The press rest of the API release
At the launch of the project on Monday March 27, at Sunset Shores, Vice President of Operations at the Caribbean Development Bank, Isaac Solomon noted that there has been significant impact on the road network of St. Vincent and the Grenadines through natural disasters associated with climate change, therefore emphasis will be placed on road maintenance and drainage.

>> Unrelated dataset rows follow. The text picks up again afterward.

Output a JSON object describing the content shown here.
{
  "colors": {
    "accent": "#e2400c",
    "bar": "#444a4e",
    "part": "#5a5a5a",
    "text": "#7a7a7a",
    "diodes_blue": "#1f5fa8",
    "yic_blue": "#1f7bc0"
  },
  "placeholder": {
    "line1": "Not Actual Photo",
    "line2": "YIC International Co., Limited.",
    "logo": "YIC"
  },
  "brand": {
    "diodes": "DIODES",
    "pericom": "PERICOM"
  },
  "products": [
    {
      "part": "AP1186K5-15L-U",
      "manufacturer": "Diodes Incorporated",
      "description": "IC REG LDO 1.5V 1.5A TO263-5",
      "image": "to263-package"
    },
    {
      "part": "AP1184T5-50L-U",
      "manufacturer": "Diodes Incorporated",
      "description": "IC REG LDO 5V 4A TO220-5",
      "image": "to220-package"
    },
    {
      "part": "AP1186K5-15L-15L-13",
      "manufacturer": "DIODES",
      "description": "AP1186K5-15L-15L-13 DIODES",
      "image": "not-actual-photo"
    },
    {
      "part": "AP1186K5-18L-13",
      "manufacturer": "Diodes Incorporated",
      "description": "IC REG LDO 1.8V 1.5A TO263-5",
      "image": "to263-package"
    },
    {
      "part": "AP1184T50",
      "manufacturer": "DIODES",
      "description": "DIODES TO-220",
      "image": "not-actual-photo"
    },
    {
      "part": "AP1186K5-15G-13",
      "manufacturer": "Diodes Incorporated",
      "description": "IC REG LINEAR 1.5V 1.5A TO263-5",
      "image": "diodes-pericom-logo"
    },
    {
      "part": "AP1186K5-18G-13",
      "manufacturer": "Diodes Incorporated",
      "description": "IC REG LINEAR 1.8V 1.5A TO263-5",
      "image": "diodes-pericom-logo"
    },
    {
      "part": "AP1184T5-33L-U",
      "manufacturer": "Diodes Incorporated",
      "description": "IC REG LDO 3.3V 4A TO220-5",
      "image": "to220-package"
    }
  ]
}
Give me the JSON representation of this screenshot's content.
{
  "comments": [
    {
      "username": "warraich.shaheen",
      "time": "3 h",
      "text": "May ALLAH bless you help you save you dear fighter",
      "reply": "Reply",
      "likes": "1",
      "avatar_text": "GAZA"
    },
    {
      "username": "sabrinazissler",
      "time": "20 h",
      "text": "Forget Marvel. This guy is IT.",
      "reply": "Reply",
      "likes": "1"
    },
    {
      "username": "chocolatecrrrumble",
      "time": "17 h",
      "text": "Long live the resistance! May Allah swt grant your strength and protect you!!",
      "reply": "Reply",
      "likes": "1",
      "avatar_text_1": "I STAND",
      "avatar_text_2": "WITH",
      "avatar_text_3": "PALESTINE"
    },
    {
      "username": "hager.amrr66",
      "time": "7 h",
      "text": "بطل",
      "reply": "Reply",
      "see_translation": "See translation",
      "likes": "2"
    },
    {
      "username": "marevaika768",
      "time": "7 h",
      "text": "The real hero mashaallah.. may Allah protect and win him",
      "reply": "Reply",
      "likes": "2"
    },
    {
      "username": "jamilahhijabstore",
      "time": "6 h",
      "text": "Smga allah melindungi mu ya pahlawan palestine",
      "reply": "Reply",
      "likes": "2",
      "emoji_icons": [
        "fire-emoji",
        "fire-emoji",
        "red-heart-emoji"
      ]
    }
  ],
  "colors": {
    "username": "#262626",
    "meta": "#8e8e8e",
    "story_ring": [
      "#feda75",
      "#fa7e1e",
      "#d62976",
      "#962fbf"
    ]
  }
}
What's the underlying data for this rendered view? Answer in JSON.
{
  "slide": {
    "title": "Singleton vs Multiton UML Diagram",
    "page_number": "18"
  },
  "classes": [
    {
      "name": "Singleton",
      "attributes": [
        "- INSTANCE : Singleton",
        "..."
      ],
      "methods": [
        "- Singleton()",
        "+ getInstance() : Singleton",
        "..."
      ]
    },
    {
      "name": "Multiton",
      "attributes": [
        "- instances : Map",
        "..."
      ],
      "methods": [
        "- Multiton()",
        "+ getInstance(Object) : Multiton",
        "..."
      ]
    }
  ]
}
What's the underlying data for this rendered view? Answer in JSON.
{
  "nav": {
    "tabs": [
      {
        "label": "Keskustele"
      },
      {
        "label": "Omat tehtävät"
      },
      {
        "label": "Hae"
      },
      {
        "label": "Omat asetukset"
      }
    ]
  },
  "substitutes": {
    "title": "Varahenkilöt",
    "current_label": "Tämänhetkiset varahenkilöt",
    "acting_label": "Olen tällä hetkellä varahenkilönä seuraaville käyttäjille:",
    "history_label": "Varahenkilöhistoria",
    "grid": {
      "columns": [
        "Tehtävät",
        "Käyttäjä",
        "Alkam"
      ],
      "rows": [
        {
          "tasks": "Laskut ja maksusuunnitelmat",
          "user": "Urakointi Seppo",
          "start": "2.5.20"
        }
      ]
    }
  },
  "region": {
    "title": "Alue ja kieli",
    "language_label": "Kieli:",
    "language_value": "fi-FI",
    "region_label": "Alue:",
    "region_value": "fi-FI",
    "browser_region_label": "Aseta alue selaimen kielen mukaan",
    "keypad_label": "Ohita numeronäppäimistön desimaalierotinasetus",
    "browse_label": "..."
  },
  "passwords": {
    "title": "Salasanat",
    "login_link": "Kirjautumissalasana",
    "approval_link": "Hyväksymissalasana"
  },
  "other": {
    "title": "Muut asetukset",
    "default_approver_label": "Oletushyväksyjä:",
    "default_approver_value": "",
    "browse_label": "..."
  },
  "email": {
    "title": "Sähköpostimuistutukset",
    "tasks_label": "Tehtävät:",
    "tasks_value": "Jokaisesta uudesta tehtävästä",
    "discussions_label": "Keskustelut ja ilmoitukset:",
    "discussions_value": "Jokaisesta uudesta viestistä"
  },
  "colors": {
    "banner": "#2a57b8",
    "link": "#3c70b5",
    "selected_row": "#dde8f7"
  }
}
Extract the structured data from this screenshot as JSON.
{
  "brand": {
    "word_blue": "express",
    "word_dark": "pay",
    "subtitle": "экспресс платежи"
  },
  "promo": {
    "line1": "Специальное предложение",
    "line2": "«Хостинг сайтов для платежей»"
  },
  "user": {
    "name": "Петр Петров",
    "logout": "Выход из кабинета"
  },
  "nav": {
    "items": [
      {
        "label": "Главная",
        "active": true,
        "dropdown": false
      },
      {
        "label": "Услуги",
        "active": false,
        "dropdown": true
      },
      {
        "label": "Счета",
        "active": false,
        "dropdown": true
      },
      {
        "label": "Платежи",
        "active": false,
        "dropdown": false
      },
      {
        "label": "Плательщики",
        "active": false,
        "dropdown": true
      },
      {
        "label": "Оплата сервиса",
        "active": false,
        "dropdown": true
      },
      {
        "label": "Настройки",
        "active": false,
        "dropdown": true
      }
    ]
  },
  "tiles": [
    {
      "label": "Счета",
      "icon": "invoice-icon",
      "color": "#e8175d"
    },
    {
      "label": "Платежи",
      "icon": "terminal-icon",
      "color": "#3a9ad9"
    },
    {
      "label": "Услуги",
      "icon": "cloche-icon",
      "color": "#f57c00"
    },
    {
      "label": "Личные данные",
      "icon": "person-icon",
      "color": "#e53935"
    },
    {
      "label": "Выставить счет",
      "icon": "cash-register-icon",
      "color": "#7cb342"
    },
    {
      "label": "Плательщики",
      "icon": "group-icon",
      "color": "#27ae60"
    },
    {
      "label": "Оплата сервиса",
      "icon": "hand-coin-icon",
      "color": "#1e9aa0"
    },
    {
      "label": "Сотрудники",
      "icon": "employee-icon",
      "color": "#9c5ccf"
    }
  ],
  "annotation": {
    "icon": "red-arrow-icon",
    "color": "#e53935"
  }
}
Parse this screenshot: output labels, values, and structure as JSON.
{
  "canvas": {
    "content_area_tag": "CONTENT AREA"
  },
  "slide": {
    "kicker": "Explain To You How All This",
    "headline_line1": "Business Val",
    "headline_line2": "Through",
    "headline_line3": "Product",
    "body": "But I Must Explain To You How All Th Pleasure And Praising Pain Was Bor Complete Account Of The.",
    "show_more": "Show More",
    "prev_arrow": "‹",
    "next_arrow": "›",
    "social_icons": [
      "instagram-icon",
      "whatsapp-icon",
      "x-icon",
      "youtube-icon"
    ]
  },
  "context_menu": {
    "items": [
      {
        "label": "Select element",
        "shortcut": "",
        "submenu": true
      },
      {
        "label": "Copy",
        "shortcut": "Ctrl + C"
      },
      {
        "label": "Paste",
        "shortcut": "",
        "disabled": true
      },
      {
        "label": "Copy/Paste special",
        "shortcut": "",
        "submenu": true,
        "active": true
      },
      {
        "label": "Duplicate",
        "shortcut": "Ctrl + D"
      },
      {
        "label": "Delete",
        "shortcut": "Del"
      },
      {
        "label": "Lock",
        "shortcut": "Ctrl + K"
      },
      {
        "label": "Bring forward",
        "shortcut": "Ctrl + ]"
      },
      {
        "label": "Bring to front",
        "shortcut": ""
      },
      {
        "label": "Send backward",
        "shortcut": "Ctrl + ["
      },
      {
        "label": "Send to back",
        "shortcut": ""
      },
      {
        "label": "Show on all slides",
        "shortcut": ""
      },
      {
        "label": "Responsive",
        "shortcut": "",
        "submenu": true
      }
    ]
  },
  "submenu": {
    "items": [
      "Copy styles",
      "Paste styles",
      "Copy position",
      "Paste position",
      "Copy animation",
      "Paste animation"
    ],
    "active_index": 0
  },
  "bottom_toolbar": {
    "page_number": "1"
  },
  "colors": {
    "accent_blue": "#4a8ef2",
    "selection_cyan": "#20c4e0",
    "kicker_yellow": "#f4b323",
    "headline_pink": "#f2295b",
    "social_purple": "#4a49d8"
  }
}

“This highlights the need for climate resilient roads, particularly in rural areas…to facilitate greater rural economic activity…(and) strengthening the country’s road management and maintenance programme,” Solomon explained.
The European Union representative, Livia Eliasova said though the project has had some delays due to the Covid-19 pandemic and the 2021 volcanic eruption, the European Union is grateful that the project can now commence and looks forward to further collaborating with the Government of St. Vincent and the Grenadines.
Delivering the feature address, Prime minister Dr. Ralph Gonsalves, explained that the vagaries of climate change have impacted heavily on the development of SVG, and he is pleased to see the European community providing support for climate change related issues.
Dr. Gonsalves admitted that a significant portion of rural roads are in need of repair because of the impact of climate change.
“We have about 400 miles of secondary roads, village roads, a lot of them, maybe close to 50 per cent of them are in a terrible condition because of excessive rainfall and constant eating away at the sides of the road…and if I take the whole budget of SVG, I still can’t do all the roads because we are dealing with issues of size and a lot of these problems are problems which come to us through the climate change issues from outside.”
In addition to this project, Budget 2023 has allocated 120 million dollars over the next three (3) years for the National Road Rehabilitation project.